Неожиданно я услышал песню. Ее запел глухарь на макушке ели, которого я заметил первым. Он весь напрягся, натянулся, и мне хорошо видны были на фоне заревого неба его вскинутая голова и распущенный веером хвост. Строго говоря, никакая это была не песня, а всего лишь свист и щелканье вперемежку с хорканьем и шипением, но столько страсти вкладывал он в свое пение, так самозабвенно заходился, захлебывался в своем восторге перед всем, что видел и чувствовал в эту минуту, что я, слушая его, забыл и зачем пришел сюда и почему в руках у меня ружье.
На снегу, под елкой, между тем бились соперники, показывая где-то притаившейся глухарке свою силу и молодецкую удаль. Хлопали крылья, летели перья. Слышалось воинственное шипение и хорканье, и чем дальше, бой разгорался жарче.

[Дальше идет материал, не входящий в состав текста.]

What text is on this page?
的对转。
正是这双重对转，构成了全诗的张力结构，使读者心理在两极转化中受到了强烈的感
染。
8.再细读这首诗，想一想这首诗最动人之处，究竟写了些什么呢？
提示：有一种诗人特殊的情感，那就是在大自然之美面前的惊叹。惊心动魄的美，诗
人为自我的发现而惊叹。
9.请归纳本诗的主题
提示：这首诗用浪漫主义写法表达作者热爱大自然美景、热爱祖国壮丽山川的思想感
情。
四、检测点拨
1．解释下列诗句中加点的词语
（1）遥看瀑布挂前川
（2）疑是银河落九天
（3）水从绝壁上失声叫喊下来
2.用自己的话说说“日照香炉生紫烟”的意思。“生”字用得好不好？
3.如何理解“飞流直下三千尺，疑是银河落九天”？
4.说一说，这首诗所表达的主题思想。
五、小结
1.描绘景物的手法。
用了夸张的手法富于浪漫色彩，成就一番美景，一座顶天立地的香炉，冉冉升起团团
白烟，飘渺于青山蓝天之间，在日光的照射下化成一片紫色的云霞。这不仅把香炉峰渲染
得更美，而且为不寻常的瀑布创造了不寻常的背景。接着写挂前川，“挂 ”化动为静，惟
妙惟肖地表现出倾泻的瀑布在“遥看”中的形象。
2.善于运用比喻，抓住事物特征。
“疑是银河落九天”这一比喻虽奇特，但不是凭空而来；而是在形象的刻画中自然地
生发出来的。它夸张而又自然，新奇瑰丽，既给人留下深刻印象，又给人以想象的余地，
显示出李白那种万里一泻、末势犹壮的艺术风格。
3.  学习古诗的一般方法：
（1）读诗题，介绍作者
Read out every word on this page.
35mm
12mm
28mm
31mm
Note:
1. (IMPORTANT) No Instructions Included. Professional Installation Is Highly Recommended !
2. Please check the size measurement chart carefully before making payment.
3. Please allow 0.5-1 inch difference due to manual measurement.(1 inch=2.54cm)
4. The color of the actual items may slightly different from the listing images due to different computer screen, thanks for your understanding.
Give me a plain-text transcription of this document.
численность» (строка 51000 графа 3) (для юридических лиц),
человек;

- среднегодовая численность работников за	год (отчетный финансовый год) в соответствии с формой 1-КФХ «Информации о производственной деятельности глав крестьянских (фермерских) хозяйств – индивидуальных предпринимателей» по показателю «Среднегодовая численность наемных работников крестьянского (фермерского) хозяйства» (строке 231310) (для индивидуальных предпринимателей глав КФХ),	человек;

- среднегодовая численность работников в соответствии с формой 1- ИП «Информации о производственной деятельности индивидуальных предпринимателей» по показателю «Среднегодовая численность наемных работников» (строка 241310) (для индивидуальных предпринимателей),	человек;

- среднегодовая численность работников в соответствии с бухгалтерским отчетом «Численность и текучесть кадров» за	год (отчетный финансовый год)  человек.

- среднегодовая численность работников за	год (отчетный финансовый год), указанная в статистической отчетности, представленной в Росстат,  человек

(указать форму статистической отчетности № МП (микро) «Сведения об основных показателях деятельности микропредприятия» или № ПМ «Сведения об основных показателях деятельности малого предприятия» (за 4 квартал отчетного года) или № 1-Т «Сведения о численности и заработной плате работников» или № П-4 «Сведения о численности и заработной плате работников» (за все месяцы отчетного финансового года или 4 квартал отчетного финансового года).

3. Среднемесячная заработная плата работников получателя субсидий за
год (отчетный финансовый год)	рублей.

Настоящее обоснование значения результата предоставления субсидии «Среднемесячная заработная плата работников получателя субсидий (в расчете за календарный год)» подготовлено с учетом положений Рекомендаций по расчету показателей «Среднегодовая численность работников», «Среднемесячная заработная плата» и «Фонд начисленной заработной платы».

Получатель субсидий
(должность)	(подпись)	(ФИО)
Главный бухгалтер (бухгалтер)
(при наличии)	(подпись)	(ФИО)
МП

А глухарь на макушке ели все пел и пел свою любовную песню. Надо думать, он считал, что не драчливость, не сила, а вот такая страстная песня должна скорее тронуть сердце подруги…
Видит ли Владимир этого глухаря? А если видит, что он медлит — лучшей цели не найти. Ну, скорей же, скорей!..
Я в мыслях торопил Владимира, потому что самому мне в этого глухаря стрелять почему-то не хотелось, а если я выстрелю по тем петухам, что на снегу, то наверняка промахнусь, но спугну и этого.
Нет, он просто не видит певуна. Его, должно быть, что-то загораживает или та елка из укрытия Владимира не на фоне неба…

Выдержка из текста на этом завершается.